Este romance reedita de algum modo as tragédias gregas - com unidade de espaço, de tempo e de tema. É um romance em que nada "acontece": há só dois interlocutores sentados em torno de uma mesa e tudo se vai desenrolando a partir do fio da memória de um deles em plena II Guerra Mundial. Um romance todo ambientado em Lisboa, embora a nossa capital surja apenas em breves pinceladas descritivas. Mas voltei a senti-lo como um romance português. Devia figurar, por cá, nas aulas de leitura. E nos cursos de escrita criativa.

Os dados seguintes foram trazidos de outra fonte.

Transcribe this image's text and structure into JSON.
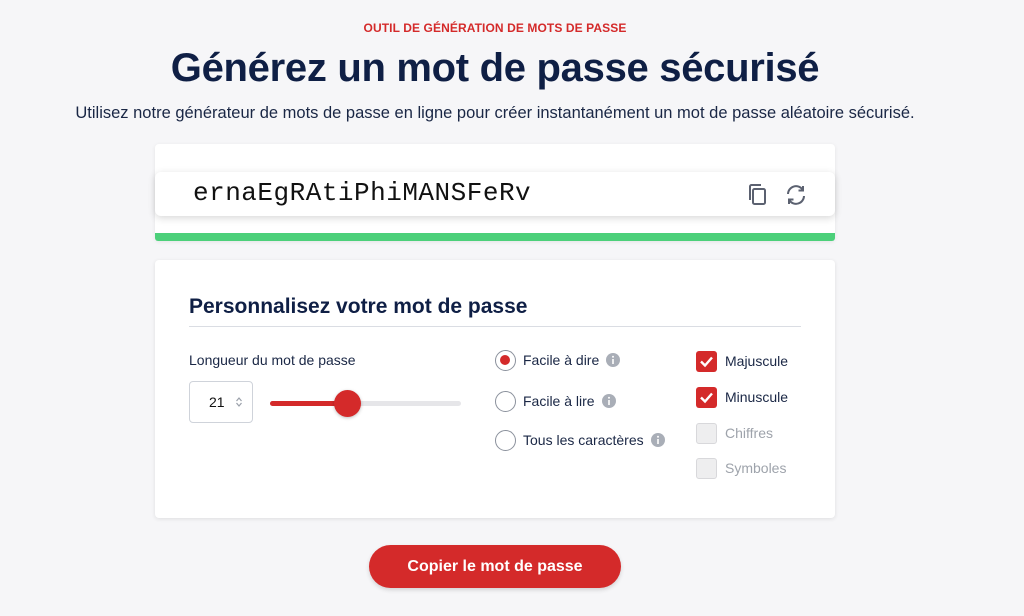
{
  "header": {
    "eyebrow": "OUTIL DE GÉNÉRATION DE MOTS DE PASSE",
    "title": "Générez un mot de passe sécurisé",
    "subtitle": "Utilisez notre générateur de mots de passe en ligne pour créer instantanément un mot de passe aléatoire sécurisé."
  },
  "password": {
    "value": "ernaEgRAtiPhiMANSFeRv",
    "copy_icon": "copy-icon",
    "refresh_icon": "refresh-icon",
    "strength_color": "#4cd07a"
  },
  "settings": {
    "title": "Personnalisez votre mot de passe",
    "length_label": "Longueur du mot de passe",
    "length_value": "21",
    "length_min": 1,
    "length_max": 50,
    "modes": [
      {
        "label": "Facile à dire",
        "checked": true
      },
      {
        "label": "Facile à lire",
        "checked": false
      },
      {
        "label": "Tous les caractères",
        "checked": false
      }
    ],
    "charsets": [
      {
        "label": "Majuscule",
        "checked": true
      },
      {
        "label": "Minuscule",
        "checked": true
      },
      {
        "label": "Chiffres",
        "checked": false
      },
      {
        "label": "Symboles",
        "checked": false
      }
    ]
  },
  "actions": {
    "copy_label": "Copier le mot de passe"
  },
  "colors": {
    "accent": "#d42a2a",
    "heading": "#0f1f45",
    "strength": "#4cd07a"
  }
}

Eis o parágrafo inicial, que voltou a prender-me como da primeira vez:

«Demorei-me a olhar fixamente para o navio. Profusamente iluminado, o barco aguardava fundeado no Tejo. Embora estivesse em Lisboa há já uma semana, ainda não me habituara à sua iluminação exuberante. Nos países por onde anteriormente passara, à noite as cidades jaziam escuras como minas de carvão e uma lanterna nas trevas era mais temível do que a peste na Idade Média. Eu vinha da Europa do século XX.»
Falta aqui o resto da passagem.